Take that, Trump-hating TikTok tricksters!
Thousands of teens tried to sabotage a Staten Island Republican rally last week by hoarding online tickets — just as they did to embarrass President Trump in Tulsa, Okla. in June.
But the GOP bamboozled them into pouring nearly $16,000 into party coffers instead.
On Sept. 19, out-of-staters using fake, frequently lewd names — including “Grabemby DePussay,” “Ivana Punchyou” and “F–kyou Trump” — began signing up online for the “TRiUMPh Rally,” a free get-out-the-vote event.
“We had about 1,500 RSVPs from Staten Islanders. Then all of a sudden we started seeing the numbers tick up to 10,000, 15,000, 75,000,” Staten Island GOP chairman Brendan Lantry told The Post. “We knew something was not right.”
Lantry’s wife Jessica, an avid TikTok user, soon traced the sign-ups to their source: a clip posted earlier that day by a 19-year-old from Brooklyn calling herself Felisrae.
“Do you hate this orange bitch as much as I do?” the teen asks in a 51-second video. “It turns out that Trump is having a rally in Staten Island.
“So what I did was, I reserved myself two seats. But I’m pretty sure that I have something to do that day,” she says gleefully. “So, do what you want with this information.”
The video rocketed around social media, racking up 523,000 views and 153,000 likes — and spurred scores of adults to spread the word.
“Register for this. I did,” Debbie Ingber Deutsch of Armonk, NY wrote on Facebook. “Let’s learn from Gen Z and Tulsa!”
“Order them so their numbers will be way off and they’ll expect more people,” explained Twitter user Earth Angel from Cheshire, Conn.
As in Tulsa, the trolls’ goal was to snatch up as many tickets as possible, so that the event would become a sea of no-shows. Trump foes — led by Rep. Alexandria Ocasio-Cortez — preened when the president’s first post-lockdown campaign rally in June was an attendance bust.
“You just got ROCKED by teens on TikTok who flooded the Trump campaign w/fake ticket reservations,” AOC tweeted. “Y’all make me so proud.”
To deter the troublemakers, Lantry added a nonrefundable $5 fee to the online sign-up form.
“But they kept coming,” Lantry said. “From Colorado and California and Chicago and Houston, all over the country.”
Multiple “Ruth Ginsbergs” — from Salisbury, Md., and Greensboro, N.C. — gladly paid for their ducats.
By the time the Oct. 3 rally began in a commercial parking lot on the South Shore, the Trump-haters had shelled out $15,785 to buy more than 3,000 vouchers they had no intention of using.

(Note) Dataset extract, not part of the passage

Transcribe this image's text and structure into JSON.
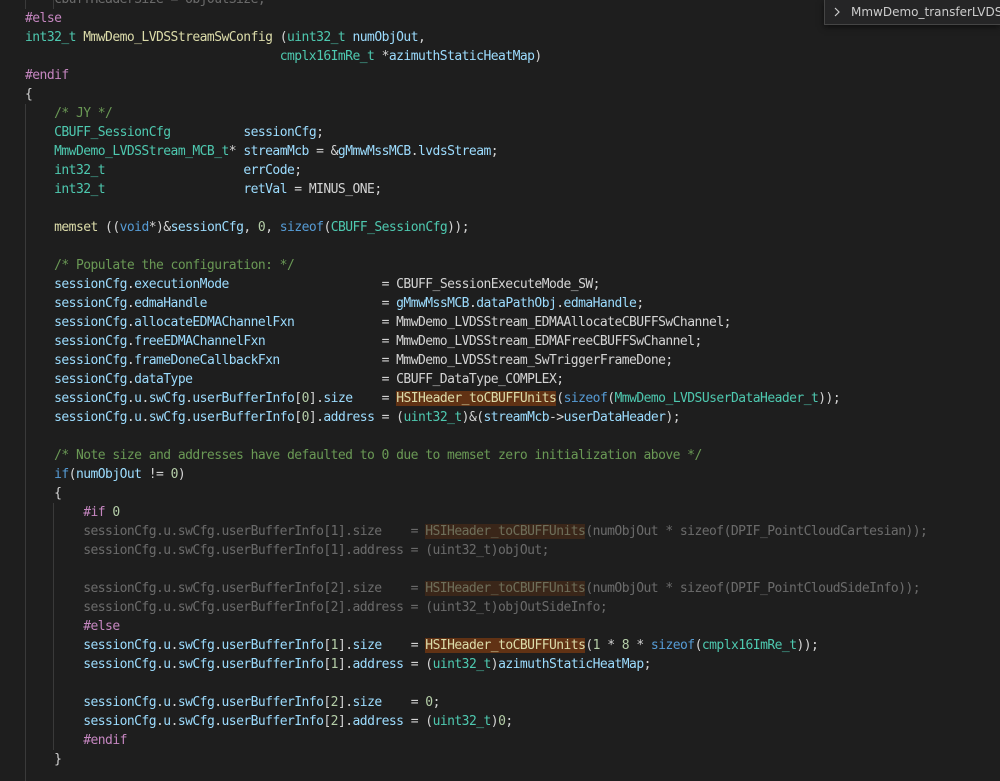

“They hate this president so much that they’re willing to donate to the Republican Party to troll him,” Lantry said.
And the thousands of Trump-hating no-shows were barely missed. No seats were provided at the open-air rally, and the event drew 2,500 locals, who filmed a get-well message for Trump as he recuperated from his bout with COVID-19.
“Thank you, progressives, for helping us put on a successful rally,” Lantry said.